Für 2024 hat sich erstmals eine Mehrzahl an Tanzproduktionen beim Festival beworben; entsprechend bilden Tanz, Choreografie und (Tanz-)Performances einen Schwerpunkt unseres Programms.
Ganz besonders freuen wir uns über die erstmaligen Kooperationen mit dem Stadttheater Gießen und den Hessischen Theatertagen; mit der Angewandten Theaterwissenschaft und dem Theaterlabor.

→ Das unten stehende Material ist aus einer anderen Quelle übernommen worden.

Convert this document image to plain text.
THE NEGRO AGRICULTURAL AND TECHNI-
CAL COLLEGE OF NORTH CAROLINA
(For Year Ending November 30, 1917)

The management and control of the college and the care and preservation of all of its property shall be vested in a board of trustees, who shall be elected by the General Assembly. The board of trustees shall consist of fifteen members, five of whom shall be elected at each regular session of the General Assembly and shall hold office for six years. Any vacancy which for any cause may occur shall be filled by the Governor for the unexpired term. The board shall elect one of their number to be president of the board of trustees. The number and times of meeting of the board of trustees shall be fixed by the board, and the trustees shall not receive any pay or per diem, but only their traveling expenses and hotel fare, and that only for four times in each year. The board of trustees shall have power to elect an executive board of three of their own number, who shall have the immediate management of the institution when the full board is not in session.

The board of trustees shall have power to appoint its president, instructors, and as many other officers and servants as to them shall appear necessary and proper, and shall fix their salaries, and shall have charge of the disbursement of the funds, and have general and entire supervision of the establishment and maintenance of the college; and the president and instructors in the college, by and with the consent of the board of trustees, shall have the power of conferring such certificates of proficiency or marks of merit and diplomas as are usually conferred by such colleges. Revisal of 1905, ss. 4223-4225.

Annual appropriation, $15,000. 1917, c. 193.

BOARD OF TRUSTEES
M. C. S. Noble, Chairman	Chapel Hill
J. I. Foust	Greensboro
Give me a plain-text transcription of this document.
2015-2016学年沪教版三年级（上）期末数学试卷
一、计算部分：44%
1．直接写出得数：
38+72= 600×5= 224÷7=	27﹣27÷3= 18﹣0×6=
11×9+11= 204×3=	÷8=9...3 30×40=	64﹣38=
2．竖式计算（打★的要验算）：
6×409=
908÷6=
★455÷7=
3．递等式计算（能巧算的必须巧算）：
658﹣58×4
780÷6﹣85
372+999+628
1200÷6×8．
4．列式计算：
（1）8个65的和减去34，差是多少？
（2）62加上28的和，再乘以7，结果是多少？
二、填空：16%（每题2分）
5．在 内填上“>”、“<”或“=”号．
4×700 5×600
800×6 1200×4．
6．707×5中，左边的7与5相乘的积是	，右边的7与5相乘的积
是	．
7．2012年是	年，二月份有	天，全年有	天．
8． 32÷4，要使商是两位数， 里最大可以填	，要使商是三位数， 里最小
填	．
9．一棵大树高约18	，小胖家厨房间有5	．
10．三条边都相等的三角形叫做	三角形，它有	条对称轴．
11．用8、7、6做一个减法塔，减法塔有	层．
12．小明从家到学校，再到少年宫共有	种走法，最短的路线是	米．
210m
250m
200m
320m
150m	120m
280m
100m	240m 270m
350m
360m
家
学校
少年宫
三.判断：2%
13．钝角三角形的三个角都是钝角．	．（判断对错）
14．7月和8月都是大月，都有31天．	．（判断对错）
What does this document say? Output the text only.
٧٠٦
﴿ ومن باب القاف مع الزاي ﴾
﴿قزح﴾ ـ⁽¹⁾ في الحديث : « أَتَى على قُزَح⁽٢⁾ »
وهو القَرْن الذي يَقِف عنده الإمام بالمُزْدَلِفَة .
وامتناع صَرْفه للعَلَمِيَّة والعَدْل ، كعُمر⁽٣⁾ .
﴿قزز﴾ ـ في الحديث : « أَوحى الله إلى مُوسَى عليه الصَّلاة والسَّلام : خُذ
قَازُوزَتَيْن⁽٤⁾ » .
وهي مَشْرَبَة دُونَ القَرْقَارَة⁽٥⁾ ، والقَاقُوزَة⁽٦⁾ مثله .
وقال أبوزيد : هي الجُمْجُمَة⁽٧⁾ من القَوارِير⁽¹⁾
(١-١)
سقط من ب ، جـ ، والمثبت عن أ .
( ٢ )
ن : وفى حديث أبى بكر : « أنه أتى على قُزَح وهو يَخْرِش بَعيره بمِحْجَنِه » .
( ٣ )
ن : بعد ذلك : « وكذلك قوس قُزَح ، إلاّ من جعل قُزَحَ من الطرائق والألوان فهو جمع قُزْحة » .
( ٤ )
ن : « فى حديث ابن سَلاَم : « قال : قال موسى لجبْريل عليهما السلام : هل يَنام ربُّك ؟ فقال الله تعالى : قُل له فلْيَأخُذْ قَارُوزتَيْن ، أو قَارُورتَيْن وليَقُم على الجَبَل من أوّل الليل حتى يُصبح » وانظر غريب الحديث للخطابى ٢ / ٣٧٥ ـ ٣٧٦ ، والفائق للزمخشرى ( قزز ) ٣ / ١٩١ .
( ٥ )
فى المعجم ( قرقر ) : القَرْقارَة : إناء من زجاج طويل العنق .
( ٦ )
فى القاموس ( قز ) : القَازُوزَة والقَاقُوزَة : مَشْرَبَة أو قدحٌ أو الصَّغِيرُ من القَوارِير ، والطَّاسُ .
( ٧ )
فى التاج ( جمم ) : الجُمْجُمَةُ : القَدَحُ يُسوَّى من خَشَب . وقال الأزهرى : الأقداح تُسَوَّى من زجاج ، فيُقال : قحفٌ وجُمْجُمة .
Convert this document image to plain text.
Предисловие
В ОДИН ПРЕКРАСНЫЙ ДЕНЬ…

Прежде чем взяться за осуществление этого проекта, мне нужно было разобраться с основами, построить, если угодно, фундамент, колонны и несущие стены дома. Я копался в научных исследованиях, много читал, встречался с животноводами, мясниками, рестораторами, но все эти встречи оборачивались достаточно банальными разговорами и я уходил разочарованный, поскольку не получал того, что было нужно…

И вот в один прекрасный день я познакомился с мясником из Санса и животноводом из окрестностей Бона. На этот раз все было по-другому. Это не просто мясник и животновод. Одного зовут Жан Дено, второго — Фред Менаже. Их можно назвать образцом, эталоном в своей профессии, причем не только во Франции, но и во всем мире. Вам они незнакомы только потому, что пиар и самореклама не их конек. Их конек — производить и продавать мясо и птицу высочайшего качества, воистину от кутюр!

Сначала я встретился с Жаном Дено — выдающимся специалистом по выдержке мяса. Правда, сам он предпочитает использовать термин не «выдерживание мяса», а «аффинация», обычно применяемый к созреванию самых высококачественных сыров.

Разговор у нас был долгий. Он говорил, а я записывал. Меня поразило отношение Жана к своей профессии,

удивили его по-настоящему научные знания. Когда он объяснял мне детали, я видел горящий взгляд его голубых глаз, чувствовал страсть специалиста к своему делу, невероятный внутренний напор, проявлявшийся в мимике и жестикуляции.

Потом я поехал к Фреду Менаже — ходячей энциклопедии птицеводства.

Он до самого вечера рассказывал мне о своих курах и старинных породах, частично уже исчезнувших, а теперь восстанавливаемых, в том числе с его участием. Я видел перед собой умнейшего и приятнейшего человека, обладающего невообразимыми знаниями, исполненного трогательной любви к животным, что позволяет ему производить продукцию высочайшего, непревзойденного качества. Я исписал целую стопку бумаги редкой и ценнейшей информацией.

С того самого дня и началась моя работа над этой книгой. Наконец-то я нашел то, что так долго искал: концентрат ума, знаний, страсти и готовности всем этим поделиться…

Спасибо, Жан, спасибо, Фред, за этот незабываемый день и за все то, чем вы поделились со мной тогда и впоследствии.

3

Und mit den vielen anderen lokalen wie bundesweiten Initiativen, die auf ihre jeweils ganz eigene Weise an der Erweiterung unserer gemeinsamen Freiräume arbeiten.
Zum 15-jährigen Bestehen ist MADE. erneut Abbild wichtiger Themen und künstlerischer Tendenzen – und dabei vielfältiger denn je.
Mögen unsere Festivals in Marburg, Darmstadt und Gießen also ein Freihafen sein für das Entfesseln von »Freiheitsenergien« für die Zukunft!

* Wir sind ein erfreulich mehrsprachiges Festival. Informationen hierzu sind entsprechend bei den einzelnen Produktionen angegeben; SOMATIC TRATATA und WIEDERKEHR sind auch für Gehörlose geeignet. Für barrierefreie/rollstuhlgerechte Zugänge zu den Stücken informieren Sie sich bitte bei den jeweiligen Partnertheatern. Und was das Gendern betrifft: In dieser Zeitung haben wir uns für Zeichendiversität entschieden.